Валерий Меньшиков - За борами за дремучими
— Да у меня для такого раза и покрепче найдется. Как-никак, а не каждый день реки форсируют, да еще при такой-то падере.
Поднимались они проулком, потемневшие от купания, два фронтовика и Генка — хрупкий зеленый побег меж крепко стоящих на земле деревьев. Сколько раз примечал я в лесу, как вольготно растет, дружно тянется вверх молодой подрост под защитой зрелых деревьев. Не страшны ему бури и ветроломы, обильные снегопады и ливни, лосиное копыто и острый заячий зуб. От непогоды спасет молодняк густая крона, а зайцу и лосю нет ничего страшнее рысиной метки.
В природе, если подумать, всему найдешь объяснение. Все здесь увязано накрепко, подогнано одно к другому. Повреди у дерева корешок — целиком усохнет. Вот так и у людей.
Поспешали Ван Ваныч, Генка и Вено к бараку, хлюпали сапогами. Что-то роднило их в эти минуты, вязало крепкой нитью. Может, отогрел Генка их души своим поступком, и каждый из них подумал, что не зря бился с лютым врагом — подросли их несмышленыши, расправили крылья и теперь, если надо, сумеют пройти, повторить их нелегкие дороги. Но лучше не надо. «Быть добру…»
Мы, молодняк, гурьбой двигаемся вслед за ними, ловим каждое их словечко, готовы выполнить любую просьбу. Жаль, что нет этих просьб. Нам очень хочется вот так же, на виду у людей, на равных идти рядом с солдатами, под перезвон их медалей, но именинник сегодня Генка.
Яркий солнечный свет заполнял улицы, дожимал ноздреватые теневые сугробы, съедал сосульки. Повсюду рождались ниточки ручейков, сливаясь вместе, они искали дорогу к реке. Парила земля, дышала, наполняя округу запахами пробуждающихся первоцветов.
Радостно гомонили птицы. Случилось то, чего все ждали так долго. Весна разбудила от зимней спячки Ниап, вдохнула в людей живительные хмельные соки, теперь будут бродить — не остановишь.
ЛЕТЕЛА ПЕСНЯ НАД БОРАМИ
Вот уже который день меня неодолимо тянет ТУДА, за речку, под зеленый полог лесов. И, наконец, я решаюсь… Бабка понимающе вздыхает.
— Такая вот жизнь, внучек… Обидно: старые остаются, а молодые уходят. Жить бы сейчас да радоваться, но мы Ему не указ. — Она слегка поворачивает голову в сторону иконы, рука привычно взлетает ко лбу.
— А ты сходи, сходи ТУДА, попроведай, поговори с ним, вот и придет облегчение…
Она старательно увязывает в чистую тряпицу каральку и два вареных яйца.
— Да не убивайся так сильно. Его уже не вернешь. А тебя эвон как на похоронах хватило. Думала, сама кончусь… Ну да ладно о том. Ступай, с богом…

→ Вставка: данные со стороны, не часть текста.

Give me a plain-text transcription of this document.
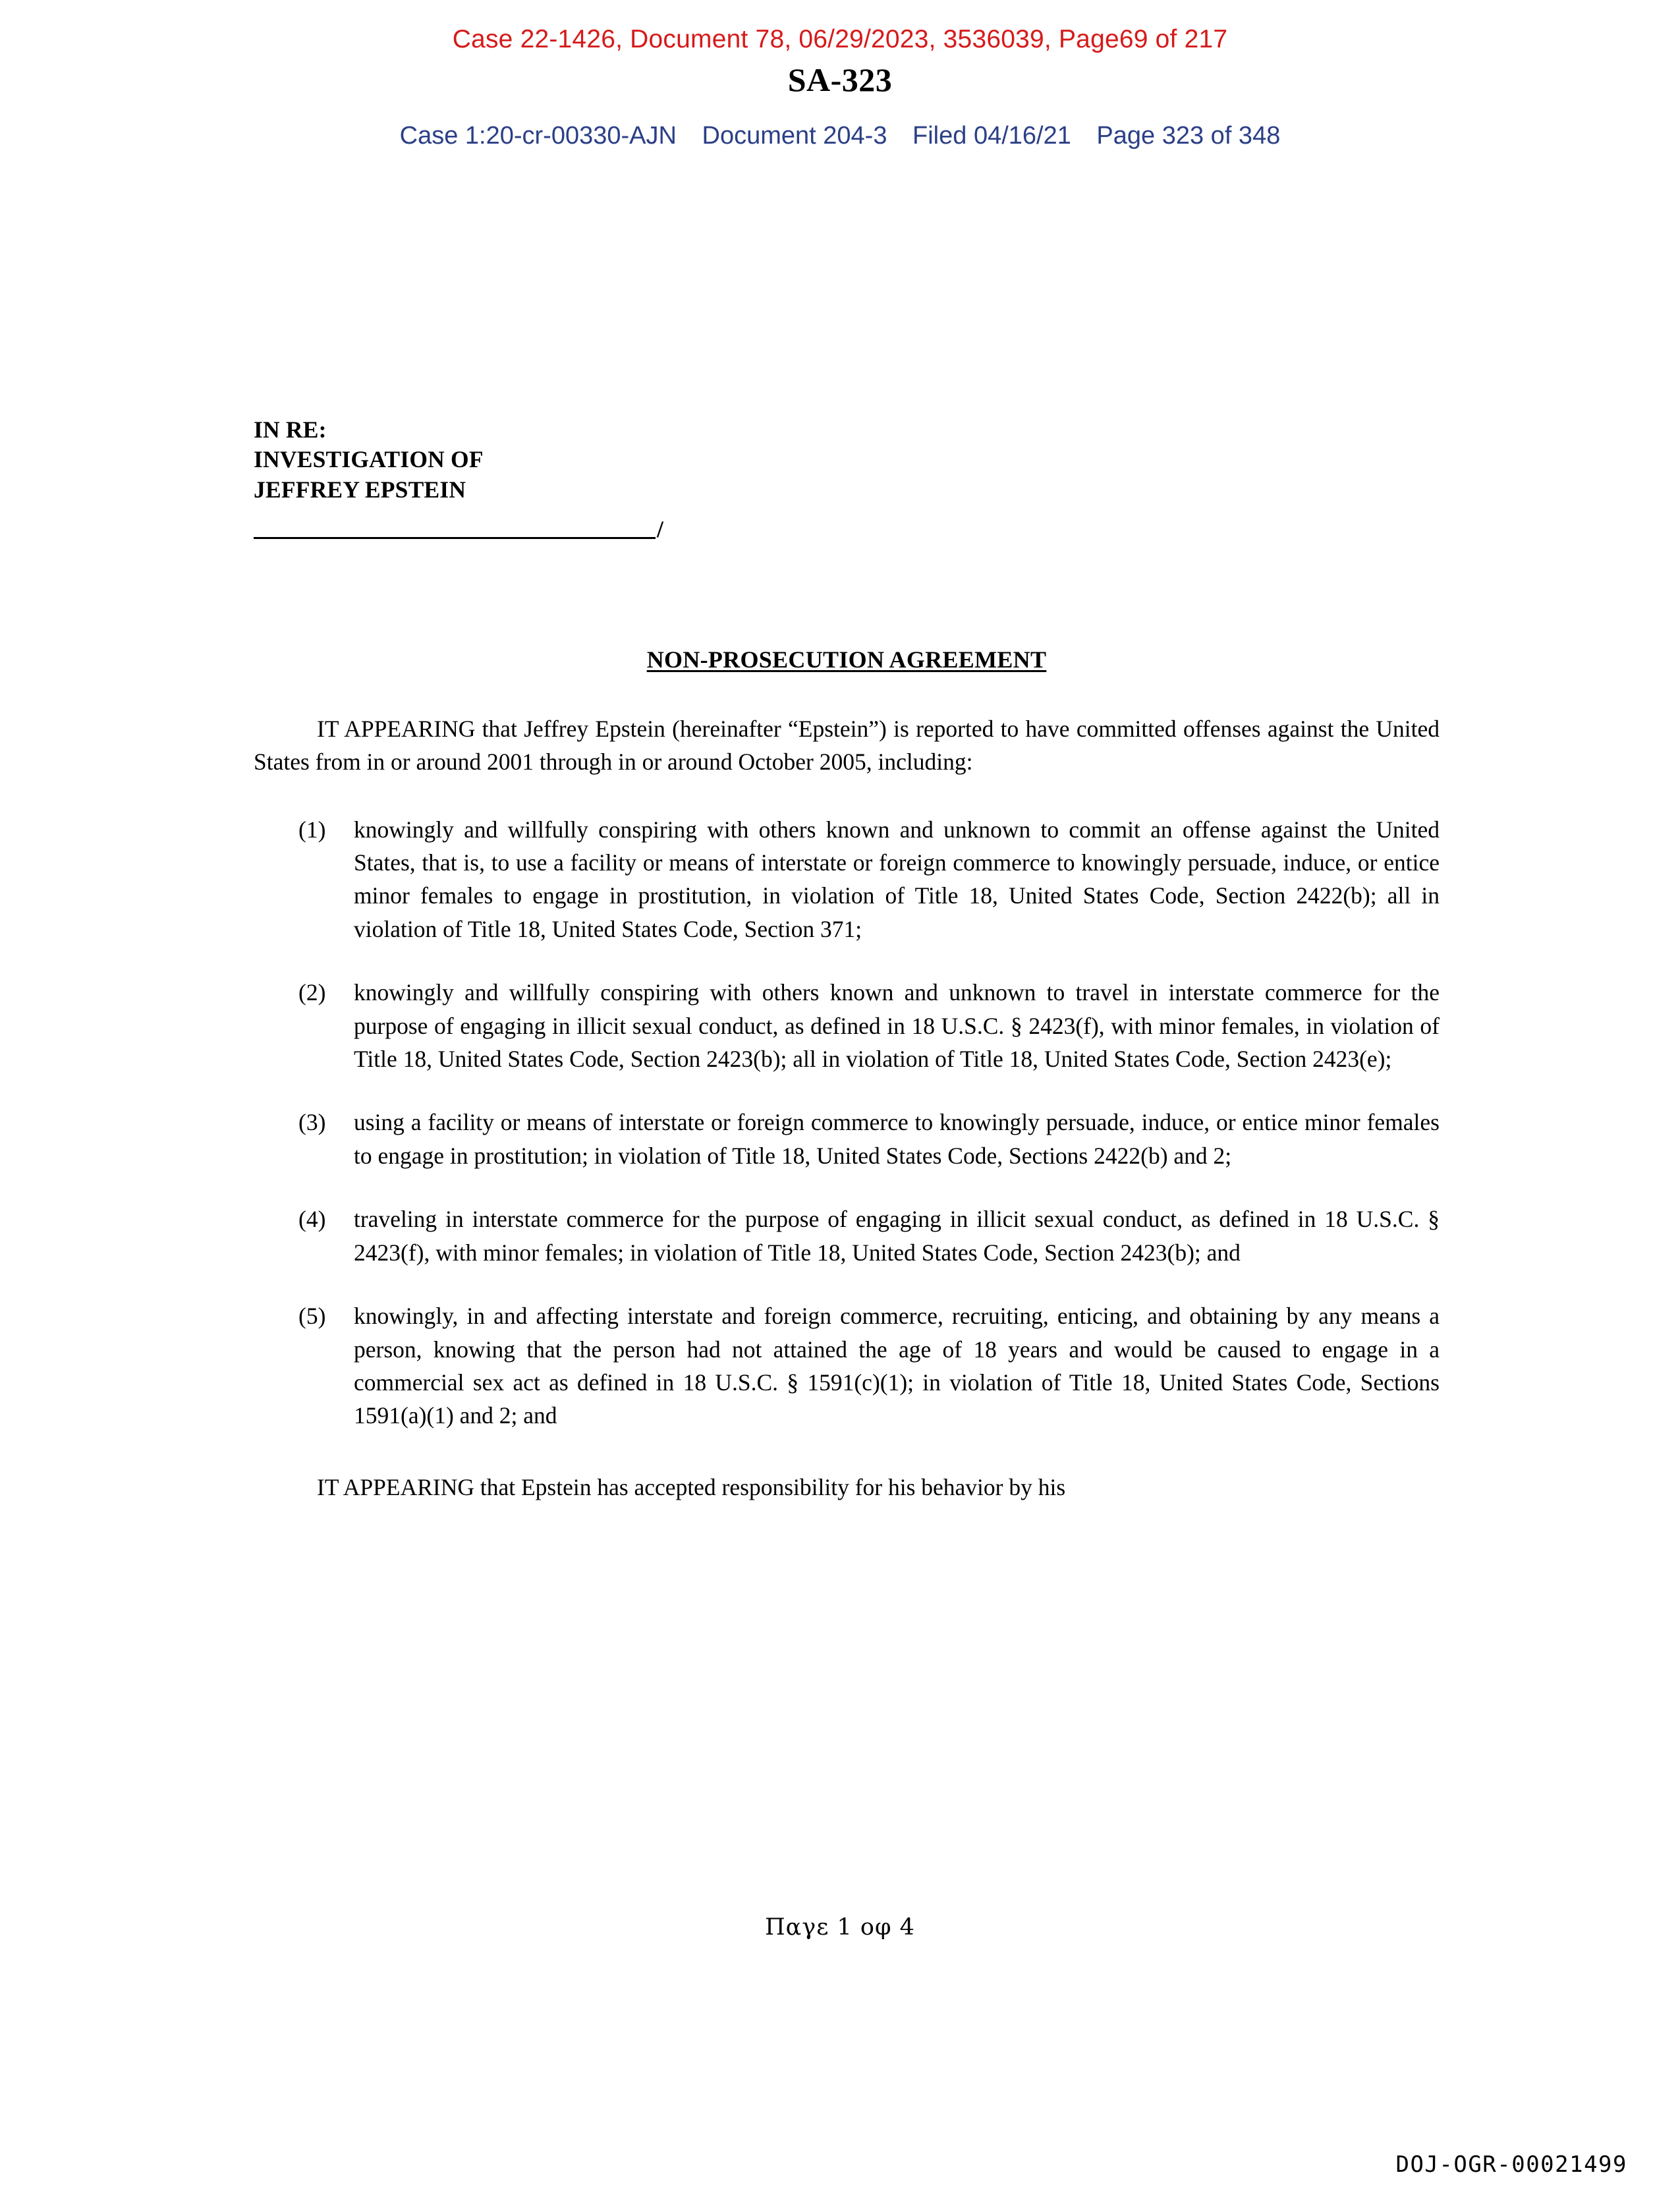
Case 22-1426, Document 78, 06/29/2023, 3536039, Page69 of 217
SA-323
Case 1:20-cr-00330-AJN Document 204-3 Filed 04/16/21 Page 323 of 348
IN RE:
INVESTIGATION OF
JEFFREY EPSTEIN
/
NON-PROSECUTION AGREEMENT
IT APPEARING that Jeffrey Epstein (hereinafter “Epstein”) is reported to have committed offenses against the United States from in or around 2001 through in or around October 2005, including:
(1)	knowingly and willfully conspiring with others known and unknown to commit an offense against the United States, that is, to use a facility or means of interstate or foreign commerce to knowingly persuade, induce, or entice minor females to engage in prostitution, in violation of Title 18, United States Code, Section 2422(b); all in violation of Title 18, United States Code, Section 371;
(2)	knowingly and willfully conspiring with others known and unknown to travel in interstate commerce for the purpose of engaging in illicit sexual conduct, as defined in 18 U.S.C. § 2423(f), with minor females, in violation of Title 18, United States Code, Section 2423(b); all in violation of Title 18, United States Code, Section 2423(e);
(3)	using a facility or means of interstate or foreign commerce to knowingly persuade, induce, or entice minor females to engage in prostitution; in violation of Title 18, United States Code, Sections 2422(b) and 2;
(4)	traveling in interstate commerce for the purpose of engaging in illicit sexual conduct, as defined in 18 U.S.C. § 2423(f), with minor females; in violation of Title 18, United States Code, Section 2423(b); and
(5)	knowingly, in and affecting interstate and foreign commerce, recruiting, enticing, and obtaining by any means a person, knowing that the person had not attained the age of 18 years and would be caused to engage in a commercial sex act as defined in 18 U.S.C. § 1591(c)(1); in violation of Title 18, United States Code, Sections 1591(a)(1) and 2; and
IT APPEARING that Epstein has accepted responsibility for his behavior by his
Παγε 1 οφ 4
DOJ-OGR-00021499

Не знаю, сколько дней удерживала меня бабкина кровать, но, видать, не скоро странное забытье отпустило меня, потому что все вокруг решительно обновилось. Лепестковый иней густо припорошил песчаные развалы улиц. Буйствует в палисадах черемуха и ранетка, а мне кажется, что это бело-розовые облака опустились под окна сельских домов и задержались там, напоив воздух терпким медовым ароматом. Налетает свежий ветерок, облака в садочках начинают шевелиться, и невесомые снежинки заполняют створ улиц, мельтешат перед глазами и, теряя остатки сил, медленно опускаются на землю.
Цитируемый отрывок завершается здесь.